# P0420 code, looking for input please...



## hosic (Mar 20, 2012)

Hey guys, just looking for some help.
I have a 06 4L 4x4 and i have the CEL on with a p0420 code. I know its for bank 1 front cat or o2 sensor. 

The vehicle seems to run ok, has a slight rough idle now and also can now rear a slight hissing from drivers side engine area.

I have a scanner and read all 4 o2 sensor values. 3 out of 4 are reading .3V, the other was .6V. Does that .6 raise a flag or is that ok?

From some reading it seems the CAT is always a problem with these trucks.
What my concern is im in arizona but was told I HAVE to buy a cat thats california emission ready due to a number in my VIN. Is that true or can I get away with one thats not california ready being i dont live there?

Thanks!


----------



## jaf06se (Apr 26, 2012)

Unless you plan to move to Cali I wouldn't worry about it. Your VIN shouldn't have anything to do with an exhaust fix. Was it a stealership that told you that? Check out courtesy parts.com to order a new OEM one or go to a parts store and pick up an aftermarket one. The emission ones aren't necessary unless you have to have your truck inspected.


----------



## SPEEDO (Jun 9, 2003)

how many miles?? I am pretty sure the cat carries a 8yr/80,000 mile warranty on them...


----------



## smj999smj (Jan 1, 2006)

You'll need to go by your state's emissions regulations. In California, a catalytic converter, or almost any part replacement or modification that would affect emissions, needs to be "CARB" certified. In just about every other state, you can use any aftermarket part regardless of the emissions certification of the vehicle and regardless if the replacement part is CARB certified or not. Your DMV should be able to provide you with an answer.

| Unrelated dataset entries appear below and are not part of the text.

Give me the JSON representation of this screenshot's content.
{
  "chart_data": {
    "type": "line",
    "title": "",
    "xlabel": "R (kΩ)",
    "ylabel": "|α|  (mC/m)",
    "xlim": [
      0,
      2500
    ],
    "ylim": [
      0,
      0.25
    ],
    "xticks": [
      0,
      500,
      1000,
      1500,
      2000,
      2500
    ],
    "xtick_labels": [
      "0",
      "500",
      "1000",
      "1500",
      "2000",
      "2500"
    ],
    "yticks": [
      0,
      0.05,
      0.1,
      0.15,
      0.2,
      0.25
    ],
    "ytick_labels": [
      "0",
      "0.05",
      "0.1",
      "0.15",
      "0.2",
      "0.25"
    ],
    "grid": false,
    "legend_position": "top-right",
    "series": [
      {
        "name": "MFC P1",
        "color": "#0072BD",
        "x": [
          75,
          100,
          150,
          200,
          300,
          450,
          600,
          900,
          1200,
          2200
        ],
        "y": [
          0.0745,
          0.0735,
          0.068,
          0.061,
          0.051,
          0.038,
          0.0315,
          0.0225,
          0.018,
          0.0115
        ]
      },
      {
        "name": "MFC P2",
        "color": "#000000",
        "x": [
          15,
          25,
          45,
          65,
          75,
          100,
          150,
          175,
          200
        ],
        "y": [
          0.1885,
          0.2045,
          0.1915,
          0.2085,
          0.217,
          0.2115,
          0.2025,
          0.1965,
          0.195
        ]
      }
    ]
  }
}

In almost every P0420/430 DTC setting I see, so long as it is without another DTC in the ECM memory, the catalytic converter is the fault. One thing you'll want to do is inspect the inlet side of the catalyst for any signs of deterioration or broken substrate or signs of oil burning. If all looks good, just replaced the catalytic converter. If there is signs of deterioration of the substrate, but no signs of oil burning, I would replace both sides if the other side is original, as well. If there are signs of oil burning, then you may have scored cylinder walls due to catalyst substrate deterioration and ingestion of the catalyst material into the cylinders. Much like the 02-04 Altima QR25DE's, there have been a few reports of R51 Pathfinders burning oil due to this, which is caused by an EGR system that uses the variable valve timing to open the exhaust valve slightly during an intake cycle to draw in inert gas from the exhaust system, rather than using a convention EGR valve system to do it. If your original catalytic converter failed because of this, then the replacement converter will eventually do the same thing unless the issue is addressed, usually meaning engine replacement or at least honing and re-ringing, not a cheap nor easy job on a VQ-series.


----------



## azrocketman (Oct 5, 2005)

hosic said:


> Hey guys, just looking for some help.
> I have a 06 4L 4x4 and i have the CEL on with a p0420 code. I know its for bank 1 front cat or o2 sensor.
> 
> The vehicle seems to run ok, has a slight rough idle now and also can now rear a slight hissing from drivers side engine area.
> ...


I would concentrate on the hissing sound first. You may have a vacuum leak that is responsible for the rough idle (and throwing a code).

Steve


----------